YAŞAR TÜKEK

YAŞAR TÜKEK

 

CEM RADYO ESKİ YÖNETİM KURULU BAŞKANI

 

“ATATÜRK DEVRİMLERİ IŞIĞINDA YAYIN YAPIYORUZ”

 

Anadolu toprağında bir umut olarak yeşermişti, bu topraklarda bir güneş gibi doğdu. Bugün çok büyük bir atılımın içerisinde yine milyonlarca in-sana seslenen sevginin, barışın, kardeşliğin sesi Cem Radyo. Anadolu halkının öz-lemlerine tercüman olmak için Cem Radyo yüzyılların ezgilerini, türkülerini bu halka taşıyor. Ama şimdi öyle bir atılım yaptı ki artık milyonlarca insan Cem Radyo dinliyor, hem de Balkanlar’da, hem de Avrupa’nın tüm ülkelerinde. Radyo çalışmalarına çok büyük bir ivme kazandıran, yoğun bir mücadeleyle ısrarla savunduğu uydu yayını projesinde kendisine destek veren arkadaşlarıyla başarılı olan Cem Radyo Yönetim Kurulu Başkanı Yaşar Tükek’le konuya ilişkin gelişmeleri değerlendirdik.

 

AYHAN AYDIN

 

Cem Radyo’da Uydu yayını projesi nasıl doğdu, bu aşamayı anlatır mısınız? Anadolu’nun sesi, türkülerimizin sesi Cem Radyo’yu uyduya çıkarmak için sürekli çalışmalar içerisindeydik. Bunu çok büyük bir içtenlikle istiyorduk. Uyduya çıkmak, Radyo’nun Londra’dan dinlenmesi, Paris’te dinlenmesi, Azerbaycan’dan dinlenmesi, Anadolu’nun her yerinde dinlenmesi bizde bir tutku haline gelmişti ve bunun neticesinde çok şükür nasip oldu Cem Radyo’yu uyduya çıkardık, canlarımız, yurttaşlarımız artık radyomuz kanalı ile Anadolu’dan İngiltere’ye mesajlar gönderiyorlar, İngiltere’deki bir vatandaşımız radyomuza telefon açıyor, benim Kahramanmaraş’taki amcamın oğlu Rıza’ya selamlarımı iletiyorum, Sabahat Akkiraz’ın Şahı Merdan türküsünü ona hediye ediyorum, diyor. Halkımızın, Atatürkçü cumhuriyeti yaşayanların bu büyük sevinci bizi de fevkalade mutlu etti, ülkemizin sosyal barışına her yönü ile elimizden geldiğince katkıda bulunmaya çalışacağız.

 

Orta Asya, Ortadoğu, Anadolu, Balkanlar... 1000 yıldır tasavvuf felsefesi ile örülmüş bir halk kültürü birikimi var bu topraklarda... Deyişler, duvazimamlar, türküler bu toprakların, bu kültürün öz malı ve Cem Radyo ilk yayınlandığında çok büyük heyecanlar uyandırmıştı bu yönüyle ve uyduya geçtikten sonra da bütün dünyada heyecan uyandırdı. Radyonun ana yayın politikasını belirleyen zihniyette insana, Anadolu kültürüne, Türk kültürüne, tasavvuf felsefesine yönelik yayınlar yapmak vardı. Galiba yayın çizginiz bu doğrultuda devam edecek?

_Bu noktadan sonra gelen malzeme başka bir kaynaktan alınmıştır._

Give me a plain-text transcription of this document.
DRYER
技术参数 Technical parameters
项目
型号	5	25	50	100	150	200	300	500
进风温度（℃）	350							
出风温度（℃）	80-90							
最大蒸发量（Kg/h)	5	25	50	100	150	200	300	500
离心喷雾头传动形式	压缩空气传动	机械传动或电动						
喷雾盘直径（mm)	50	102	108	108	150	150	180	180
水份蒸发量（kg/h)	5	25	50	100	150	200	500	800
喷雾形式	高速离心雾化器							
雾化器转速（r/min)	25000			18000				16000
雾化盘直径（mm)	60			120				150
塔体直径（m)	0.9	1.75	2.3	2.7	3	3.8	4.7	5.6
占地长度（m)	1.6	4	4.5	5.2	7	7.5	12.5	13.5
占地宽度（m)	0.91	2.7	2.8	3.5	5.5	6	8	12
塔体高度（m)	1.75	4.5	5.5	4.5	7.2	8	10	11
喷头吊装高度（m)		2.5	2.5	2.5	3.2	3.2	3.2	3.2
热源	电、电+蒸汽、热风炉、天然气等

Sevgili Ayhan, tasavvufi yorum nefsi terbiye etmedir, kamil insan olma olgusudur. Bütün insanları, yetmiş iki milleti bir gözle görmek demek, bütün insanları sevmek, demektir. Tasavvufi yorum Hacı Bektaşi Veli, Mevlana, Yunus Emre ve Pir Sultan Abdal’dan sonra dağlara çekilmek ve susmak zorunda kalmıştır. Türk Kültürü Arap kültürünün kontrolü altına girmiştir ve Arap kültürüne girmemiz neticesinde Anadolu’da hem Türklüğün hem de Müslümanlığın gerilemesine sebep olmuştur ve tekrar bugünkü demokratik yapı içerisinde dağlarda bulunan tasavvufi yorumu yaşayan Türkler’in şehirlere inmesi ve bu şehirlerin içerisinde tasavvufi yorumu, bu kültürü tekrar yaşaması ülkemizi sosyal barış yönünden Atatürkçü Cumhuriyetin ve Laik Cumhuriyetin gelişimi yönünde fevkalade büyük katkıları olacaktır, bu katkıların da devamı sürecektir.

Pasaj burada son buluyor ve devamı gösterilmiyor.